Analyse. 1° Les matières de l'estomac, formées d'un liquide trouble mêlé de mucus, de bile et de sang, pesaient en tout 164 gram., et ne contenaient pas de sublimé à l'état solide. Un fil d'or et de zinc plongés, pendant plusieurs heures, dans ce liquide, préalablement acidulé par l'acide hydrochlorique, n'a donné aucune réaction mercurielle. Il en a été de même avec le décocté, après une immersion de vingtquatre heures, ainsi qu'avec le décocté du tube intestinal, obtenu en faisant bouillir cet organe dans l'eau acidulée par l'acide azotique. L'acide avait été préalablement saturé avant l'immersion des fils métalliques. Le sang, la rate, les liquides du péricarde et du péritoine ont aussi donné des résultats négatifs par le même procédé. Cependant, d'après M. Alfred Taylor, auteur de cette observation, on peut ainsi déceler 144° de grain de sublimé dans 4 gram. d'eau ou dans plus de 8,000 fois de ce liquide. Cet auteur ajoute que si ce fait se fût rattaché à une question de médecine légale, il cût été difficile de conclure par les résultats analytiques et par les altérations pathologiques, qui n'ont offert rien de particulier. (Gazette méd., 1814.)
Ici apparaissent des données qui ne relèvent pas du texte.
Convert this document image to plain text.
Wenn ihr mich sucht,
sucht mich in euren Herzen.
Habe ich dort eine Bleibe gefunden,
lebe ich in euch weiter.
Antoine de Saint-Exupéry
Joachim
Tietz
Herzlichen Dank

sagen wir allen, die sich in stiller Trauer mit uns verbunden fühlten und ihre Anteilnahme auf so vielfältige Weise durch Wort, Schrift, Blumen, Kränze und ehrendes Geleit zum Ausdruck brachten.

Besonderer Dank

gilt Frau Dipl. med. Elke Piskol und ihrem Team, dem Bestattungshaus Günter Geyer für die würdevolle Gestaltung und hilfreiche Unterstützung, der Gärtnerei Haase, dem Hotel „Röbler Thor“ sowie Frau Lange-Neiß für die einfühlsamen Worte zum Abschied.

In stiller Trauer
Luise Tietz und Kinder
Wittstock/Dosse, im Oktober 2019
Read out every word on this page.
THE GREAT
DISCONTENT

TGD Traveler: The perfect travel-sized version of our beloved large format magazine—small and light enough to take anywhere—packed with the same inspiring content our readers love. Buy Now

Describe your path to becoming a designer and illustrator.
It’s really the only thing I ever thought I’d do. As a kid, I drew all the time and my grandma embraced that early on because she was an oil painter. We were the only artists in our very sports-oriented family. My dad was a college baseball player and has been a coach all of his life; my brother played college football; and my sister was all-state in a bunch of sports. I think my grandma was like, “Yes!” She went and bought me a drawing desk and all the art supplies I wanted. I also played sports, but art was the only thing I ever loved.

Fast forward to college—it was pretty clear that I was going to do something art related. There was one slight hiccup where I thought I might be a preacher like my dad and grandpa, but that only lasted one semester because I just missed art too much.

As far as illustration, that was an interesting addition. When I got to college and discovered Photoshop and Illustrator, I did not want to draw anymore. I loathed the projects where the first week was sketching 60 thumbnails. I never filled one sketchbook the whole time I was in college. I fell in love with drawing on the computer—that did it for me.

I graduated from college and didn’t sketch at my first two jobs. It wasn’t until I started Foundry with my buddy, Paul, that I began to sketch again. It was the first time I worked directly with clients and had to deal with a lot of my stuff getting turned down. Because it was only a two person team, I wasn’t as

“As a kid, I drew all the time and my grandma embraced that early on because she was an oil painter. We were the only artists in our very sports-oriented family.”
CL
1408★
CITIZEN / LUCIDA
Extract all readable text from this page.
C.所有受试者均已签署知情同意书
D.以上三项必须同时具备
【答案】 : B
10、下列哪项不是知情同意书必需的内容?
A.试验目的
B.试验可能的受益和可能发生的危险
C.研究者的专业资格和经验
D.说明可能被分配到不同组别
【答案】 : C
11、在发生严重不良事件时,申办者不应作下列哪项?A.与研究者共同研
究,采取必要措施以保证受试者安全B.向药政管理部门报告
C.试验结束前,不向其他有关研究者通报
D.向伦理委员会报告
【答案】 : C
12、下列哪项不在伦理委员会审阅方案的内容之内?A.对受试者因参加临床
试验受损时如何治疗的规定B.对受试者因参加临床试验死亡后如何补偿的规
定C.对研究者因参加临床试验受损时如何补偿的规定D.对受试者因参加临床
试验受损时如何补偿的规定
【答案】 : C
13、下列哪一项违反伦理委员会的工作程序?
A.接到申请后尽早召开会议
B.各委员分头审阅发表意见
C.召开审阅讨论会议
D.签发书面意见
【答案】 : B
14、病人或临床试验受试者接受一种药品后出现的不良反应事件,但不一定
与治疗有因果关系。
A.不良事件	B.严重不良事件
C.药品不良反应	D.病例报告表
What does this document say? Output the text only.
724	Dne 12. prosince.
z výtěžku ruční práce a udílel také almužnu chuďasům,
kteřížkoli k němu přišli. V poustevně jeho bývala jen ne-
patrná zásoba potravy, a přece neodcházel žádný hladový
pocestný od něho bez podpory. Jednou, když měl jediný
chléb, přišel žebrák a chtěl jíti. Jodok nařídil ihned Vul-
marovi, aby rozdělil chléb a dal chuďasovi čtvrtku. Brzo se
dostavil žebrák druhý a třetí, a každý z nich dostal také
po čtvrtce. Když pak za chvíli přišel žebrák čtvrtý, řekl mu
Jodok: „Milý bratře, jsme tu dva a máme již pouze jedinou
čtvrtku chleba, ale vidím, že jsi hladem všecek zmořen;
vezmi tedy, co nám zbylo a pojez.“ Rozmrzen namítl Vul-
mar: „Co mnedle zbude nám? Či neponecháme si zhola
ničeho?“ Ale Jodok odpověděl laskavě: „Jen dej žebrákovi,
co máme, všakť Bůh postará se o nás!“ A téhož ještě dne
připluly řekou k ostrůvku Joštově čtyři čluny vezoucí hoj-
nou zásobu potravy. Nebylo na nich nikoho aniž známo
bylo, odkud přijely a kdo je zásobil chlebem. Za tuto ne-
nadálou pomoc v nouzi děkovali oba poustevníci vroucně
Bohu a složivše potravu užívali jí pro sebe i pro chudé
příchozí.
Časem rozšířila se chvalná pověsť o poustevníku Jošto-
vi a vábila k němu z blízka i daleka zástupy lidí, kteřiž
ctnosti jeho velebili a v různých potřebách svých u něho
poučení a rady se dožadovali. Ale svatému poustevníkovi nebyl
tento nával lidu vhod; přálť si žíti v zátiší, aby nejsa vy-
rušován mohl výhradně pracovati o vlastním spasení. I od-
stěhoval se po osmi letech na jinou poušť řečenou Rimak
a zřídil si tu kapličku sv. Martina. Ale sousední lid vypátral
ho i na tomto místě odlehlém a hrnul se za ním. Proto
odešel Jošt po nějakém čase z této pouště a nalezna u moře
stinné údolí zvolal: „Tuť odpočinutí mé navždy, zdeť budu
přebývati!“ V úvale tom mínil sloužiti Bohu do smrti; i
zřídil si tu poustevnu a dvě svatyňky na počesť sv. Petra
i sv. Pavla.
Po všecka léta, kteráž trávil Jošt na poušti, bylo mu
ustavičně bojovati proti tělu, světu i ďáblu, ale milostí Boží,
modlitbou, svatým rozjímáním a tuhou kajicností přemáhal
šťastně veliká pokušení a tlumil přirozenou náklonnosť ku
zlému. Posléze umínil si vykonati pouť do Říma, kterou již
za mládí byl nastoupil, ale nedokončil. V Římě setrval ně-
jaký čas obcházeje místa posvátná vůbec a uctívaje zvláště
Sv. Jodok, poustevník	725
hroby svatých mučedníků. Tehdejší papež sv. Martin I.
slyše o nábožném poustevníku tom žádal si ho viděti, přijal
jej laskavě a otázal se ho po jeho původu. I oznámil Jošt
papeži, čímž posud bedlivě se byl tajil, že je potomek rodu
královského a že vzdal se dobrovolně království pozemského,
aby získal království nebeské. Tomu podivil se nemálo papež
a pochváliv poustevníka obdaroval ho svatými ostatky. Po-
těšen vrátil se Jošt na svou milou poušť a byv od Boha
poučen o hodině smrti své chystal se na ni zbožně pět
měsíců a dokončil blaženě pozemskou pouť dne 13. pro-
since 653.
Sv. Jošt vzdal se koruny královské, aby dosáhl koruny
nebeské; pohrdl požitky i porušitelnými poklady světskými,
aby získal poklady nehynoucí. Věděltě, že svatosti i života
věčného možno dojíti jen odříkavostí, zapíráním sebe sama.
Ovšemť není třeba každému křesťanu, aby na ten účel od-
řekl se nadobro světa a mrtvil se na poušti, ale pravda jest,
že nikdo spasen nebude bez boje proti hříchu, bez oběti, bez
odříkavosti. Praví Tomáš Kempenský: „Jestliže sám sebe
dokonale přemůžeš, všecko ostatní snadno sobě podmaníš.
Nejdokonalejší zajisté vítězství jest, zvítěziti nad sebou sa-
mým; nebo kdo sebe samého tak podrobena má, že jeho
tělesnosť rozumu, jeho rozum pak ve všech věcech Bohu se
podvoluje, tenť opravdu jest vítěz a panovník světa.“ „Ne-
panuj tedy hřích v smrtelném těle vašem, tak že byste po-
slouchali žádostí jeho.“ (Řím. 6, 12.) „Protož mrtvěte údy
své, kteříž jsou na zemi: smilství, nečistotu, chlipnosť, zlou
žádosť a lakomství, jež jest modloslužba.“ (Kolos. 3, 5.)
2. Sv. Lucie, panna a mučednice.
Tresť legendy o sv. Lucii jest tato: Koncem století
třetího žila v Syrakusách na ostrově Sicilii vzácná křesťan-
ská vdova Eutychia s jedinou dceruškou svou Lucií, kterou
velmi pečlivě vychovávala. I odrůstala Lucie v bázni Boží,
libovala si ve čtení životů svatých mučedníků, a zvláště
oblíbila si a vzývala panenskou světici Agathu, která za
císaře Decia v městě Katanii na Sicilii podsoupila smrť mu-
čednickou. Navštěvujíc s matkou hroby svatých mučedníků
Réflexions. Il est à remarquer que, dans la plupart des observations citées, le hoquet s'est manifesté et a persisté trèslongtemps, mais avec bien moins d'intensité que dans celle-ci. Ce symptôme, plus rare et bien moins tenace dans les autres empoisonnements minéraux, dépend probablement de ce que les lésions du pharynx, de l'œsophage sont fréquentes dans cette espèce d'intoxication. Notons aussi la coloration jaune de la peau, effet qui s'observe bien plus fréquemment dans l'empoisonnement par le cuivre et le plomb. Il y a eu délire, perte momentanée de connaissance, symptômes assez rares. La prompte salivation, les désordres graves de la bouche, la difficulté de déglutition s'expliquent par le mode d'administration du poison.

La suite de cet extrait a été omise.